En vertu de ce texte de 1998 (l’accord de Nouméa), tous ceux et celles qui se sont installés par la suite sur le territoire (donc au cours des 25 dernières années) n’ont jamais eu – et ne devaient jamais obtenir dans l’avenir – la citoyenneté locale et le droit de vote. Même pour des citoyens français qui auraient décidé de déménager de Paris à Nouméa!

La peur de se faire ensevelir

Donc, la révision en cours à Paris – qui doit encore être sanctionnée constitutionnellement par le « Congrès » (Assemblée et Sénat exceptionnellement réunis à Versailles) – vise spécifiquement à défaire cette clause.

Elle stipule un élargissement du corps électoral de la Nouvelle-Calédonie, pour les élections locales, à tous les citoyens résidant sur place depuis au moins dix ans.

Les indépendantistes combattent cet élargissement, car ils craignent une perte de poids électoral des Kanaks, une érosion progressive de la population autochtone. Pour eux, l’immigration et le droit de vote donné aux immigrants (qui viennent des îles du Pacifique comme Tahiti, Wallis et Futuna, mais aussi d’Europe, de France) leur paraissent politiquement dangereux, voire mortels. Ils ont peur de se faire ensevelir et de devenir ultra-minoritaires.

« Le feu aux poudres »

À Paris, tout cela inspire une grande inquiétude, qui explique la « main lourde » du gouvernement Macron : l’état d’urgence et l’envoi de forces répressives spéciales. Manchette du journal Le Monde de mercredi matin : Nouvelle-Calédonie : le spectre de la guerre civile.

Un vrai danger? Il y a eu de la violence dans l’histoire de la Nouvelle-Calédonie. Mais depuis 25 ans, on avait assez bien réussi à « politiser » ce conflit, dans le meilleur sens du terme : en contenant le débat dans un cadre politique, institutionnel, référendaire.

Mais aujourd’hui, on entend Louis Le Franc, haut-commissaire de la République en Nouvelle-Calédonie (une sorte de préfet qui représente Paris à Nouméa), se faire franchement alarmiste. Il a déclaré à BFM-TV : La situation est insurrectionnelle. On s’engage tout droit dans une guerre civile.
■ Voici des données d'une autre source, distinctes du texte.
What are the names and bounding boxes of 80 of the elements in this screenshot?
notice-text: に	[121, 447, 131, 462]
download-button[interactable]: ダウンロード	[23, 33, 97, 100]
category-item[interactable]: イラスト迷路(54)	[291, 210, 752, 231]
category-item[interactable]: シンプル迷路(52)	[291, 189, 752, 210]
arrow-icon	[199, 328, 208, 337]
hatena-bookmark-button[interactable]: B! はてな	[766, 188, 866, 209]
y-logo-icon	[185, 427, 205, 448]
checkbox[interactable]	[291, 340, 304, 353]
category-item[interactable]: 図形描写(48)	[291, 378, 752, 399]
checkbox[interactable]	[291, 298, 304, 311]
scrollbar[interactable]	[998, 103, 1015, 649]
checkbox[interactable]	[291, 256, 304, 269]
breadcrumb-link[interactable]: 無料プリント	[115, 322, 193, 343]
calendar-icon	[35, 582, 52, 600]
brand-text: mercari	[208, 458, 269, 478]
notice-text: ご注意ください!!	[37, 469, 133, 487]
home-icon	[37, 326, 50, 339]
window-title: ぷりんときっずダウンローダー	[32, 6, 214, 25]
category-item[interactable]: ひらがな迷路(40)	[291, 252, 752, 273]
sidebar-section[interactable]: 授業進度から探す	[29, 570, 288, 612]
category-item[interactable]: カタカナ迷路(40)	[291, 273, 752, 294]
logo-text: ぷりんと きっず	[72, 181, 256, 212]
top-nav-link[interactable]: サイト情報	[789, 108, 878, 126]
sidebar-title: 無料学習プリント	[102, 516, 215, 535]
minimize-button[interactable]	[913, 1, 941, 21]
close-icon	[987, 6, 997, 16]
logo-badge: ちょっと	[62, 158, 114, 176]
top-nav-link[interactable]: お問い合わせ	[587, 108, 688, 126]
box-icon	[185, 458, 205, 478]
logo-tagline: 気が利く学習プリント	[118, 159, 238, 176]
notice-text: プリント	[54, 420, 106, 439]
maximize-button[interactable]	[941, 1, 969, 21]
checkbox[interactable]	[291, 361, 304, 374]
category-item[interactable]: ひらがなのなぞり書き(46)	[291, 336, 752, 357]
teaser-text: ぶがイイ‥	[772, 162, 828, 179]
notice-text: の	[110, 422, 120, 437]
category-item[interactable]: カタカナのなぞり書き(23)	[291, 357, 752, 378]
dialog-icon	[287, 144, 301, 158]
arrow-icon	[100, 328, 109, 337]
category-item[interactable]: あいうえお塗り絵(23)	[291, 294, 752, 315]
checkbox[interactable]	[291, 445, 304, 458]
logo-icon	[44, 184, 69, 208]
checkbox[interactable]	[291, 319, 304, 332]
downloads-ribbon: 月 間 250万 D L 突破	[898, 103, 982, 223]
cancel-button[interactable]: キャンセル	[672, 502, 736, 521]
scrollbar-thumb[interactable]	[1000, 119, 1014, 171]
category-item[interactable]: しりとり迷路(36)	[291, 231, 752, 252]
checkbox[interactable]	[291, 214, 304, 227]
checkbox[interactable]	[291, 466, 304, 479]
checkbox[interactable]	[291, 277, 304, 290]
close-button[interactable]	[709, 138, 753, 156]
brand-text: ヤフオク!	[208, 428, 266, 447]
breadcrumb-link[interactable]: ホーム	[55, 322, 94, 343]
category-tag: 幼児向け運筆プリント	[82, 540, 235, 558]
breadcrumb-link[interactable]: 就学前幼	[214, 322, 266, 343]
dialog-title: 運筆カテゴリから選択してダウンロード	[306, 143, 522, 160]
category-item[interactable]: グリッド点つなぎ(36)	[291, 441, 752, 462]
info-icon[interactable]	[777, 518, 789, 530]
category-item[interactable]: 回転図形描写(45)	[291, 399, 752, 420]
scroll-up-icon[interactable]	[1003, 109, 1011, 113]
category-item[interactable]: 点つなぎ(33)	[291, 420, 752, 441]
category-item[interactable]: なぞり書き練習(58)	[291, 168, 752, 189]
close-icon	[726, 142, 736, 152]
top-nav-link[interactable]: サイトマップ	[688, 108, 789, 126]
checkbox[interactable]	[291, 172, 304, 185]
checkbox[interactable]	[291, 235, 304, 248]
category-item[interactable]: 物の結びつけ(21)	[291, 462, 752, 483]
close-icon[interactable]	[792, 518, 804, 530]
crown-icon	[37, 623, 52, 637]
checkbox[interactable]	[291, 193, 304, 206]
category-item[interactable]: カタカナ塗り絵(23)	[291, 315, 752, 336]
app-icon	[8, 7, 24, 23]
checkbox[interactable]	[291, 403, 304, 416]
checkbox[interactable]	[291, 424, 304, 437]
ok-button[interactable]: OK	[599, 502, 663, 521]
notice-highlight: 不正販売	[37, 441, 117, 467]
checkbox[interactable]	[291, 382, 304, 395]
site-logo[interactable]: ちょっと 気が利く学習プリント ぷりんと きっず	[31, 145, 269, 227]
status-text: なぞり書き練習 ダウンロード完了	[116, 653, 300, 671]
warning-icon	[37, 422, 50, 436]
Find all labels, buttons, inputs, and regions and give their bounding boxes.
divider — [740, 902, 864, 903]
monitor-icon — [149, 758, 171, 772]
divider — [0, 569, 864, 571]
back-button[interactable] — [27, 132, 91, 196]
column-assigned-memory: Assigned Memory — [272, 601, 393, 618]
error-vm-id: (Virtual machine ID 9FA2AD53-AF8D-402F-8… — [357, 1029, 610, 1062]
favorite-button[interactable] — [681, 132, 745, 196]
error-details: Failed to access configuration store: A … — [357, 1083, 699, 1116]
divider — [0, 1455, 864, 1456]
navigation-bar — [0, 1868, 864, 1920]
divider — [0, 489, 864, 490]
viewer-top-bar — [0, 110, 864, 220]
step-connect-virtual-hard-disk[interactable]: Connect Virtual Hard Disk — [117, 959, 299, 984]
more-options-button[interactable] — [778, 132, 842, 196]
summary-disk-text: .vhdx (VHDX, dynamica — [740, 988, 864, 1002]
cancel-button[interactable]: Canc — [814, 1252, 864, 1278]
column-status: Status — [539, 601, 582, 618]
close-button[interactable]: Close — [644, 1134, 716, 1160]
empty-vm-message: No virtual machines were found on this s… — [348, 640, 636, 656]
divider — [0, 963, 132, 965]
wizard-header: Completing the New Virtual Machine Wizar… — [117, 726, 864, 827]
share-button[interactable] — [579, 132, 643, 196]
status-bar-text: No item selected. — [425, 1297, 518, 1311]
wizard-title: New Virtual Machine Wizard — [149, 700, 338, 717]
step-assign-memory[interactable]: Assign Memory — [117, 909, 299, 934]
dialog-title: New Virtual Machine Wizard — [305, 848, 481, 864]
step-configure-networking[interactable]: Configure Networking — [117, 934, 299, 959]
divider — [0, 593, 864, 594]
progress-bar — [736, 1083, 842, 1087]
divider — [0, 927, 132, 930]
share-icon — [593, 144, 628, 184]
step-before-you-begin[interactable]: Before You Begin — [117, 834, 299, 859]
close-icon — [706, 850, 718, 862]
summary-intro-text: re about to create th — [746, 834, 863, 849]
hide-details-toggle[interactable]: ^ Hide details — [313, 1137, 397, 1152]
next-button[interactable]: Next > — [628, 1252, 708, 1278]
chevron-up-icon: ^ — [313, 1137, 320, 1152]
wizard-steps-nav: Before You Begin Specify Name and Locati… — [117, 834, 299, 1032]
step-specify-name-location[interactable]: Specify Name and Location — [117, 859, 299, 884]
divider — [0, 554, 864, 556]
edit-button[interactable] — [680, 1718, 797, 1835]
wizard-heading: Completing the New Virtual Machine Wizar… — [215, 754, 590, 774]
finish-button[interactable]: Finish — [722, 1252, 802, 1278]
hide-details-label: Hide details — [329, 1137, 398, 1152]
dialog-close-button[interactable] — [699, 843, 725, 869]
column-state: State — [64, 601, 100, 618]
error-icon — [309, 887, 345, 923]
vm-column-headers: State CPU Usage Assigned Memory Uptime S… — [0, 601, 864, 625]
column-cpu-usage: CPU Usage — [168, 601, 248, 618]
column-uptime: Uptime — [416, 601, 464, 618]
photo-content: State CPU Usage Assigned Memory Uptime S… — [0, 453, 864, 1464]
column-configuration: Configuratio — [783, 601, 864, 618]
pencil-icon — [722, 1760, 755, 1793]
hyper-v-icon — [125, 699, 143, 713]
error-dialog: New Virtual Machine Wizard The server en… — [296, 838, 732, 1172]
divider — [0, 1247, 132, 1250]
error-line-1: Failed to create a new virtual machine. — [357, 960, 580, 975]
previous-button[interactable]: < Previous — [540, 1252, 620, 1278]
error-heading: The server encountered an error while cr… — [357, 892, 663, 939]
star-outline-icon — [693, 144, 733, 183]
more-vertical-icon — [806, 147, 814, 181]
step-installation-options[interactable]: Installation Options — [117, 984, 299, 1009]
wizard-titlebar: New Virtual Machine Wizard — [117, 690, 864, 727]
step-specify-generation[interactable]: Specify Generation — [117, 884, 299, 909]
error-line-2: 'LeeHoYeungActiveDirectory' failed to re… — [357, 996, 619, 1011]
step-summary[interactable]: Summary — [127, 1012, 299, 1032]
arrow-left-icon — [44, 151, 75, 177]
C’est aussi ce que disaient les ténors de la gauche à l’Assemblée nationale, pour justifier leur refus de voter cette loi d’extension du droit de vote aux immigrants en Nouvelle-Calédonie. Avec un jeu aux rôles inversés, où c’est la droite qui s’allie au gouvernement Macron pour élargir le droit de vote, que combat la gauche, avec des arguments anticolonialistes. Et des avertissements du genre : Vous jouez un jeu dangereux. Vous allez mettre le feu aux poudres.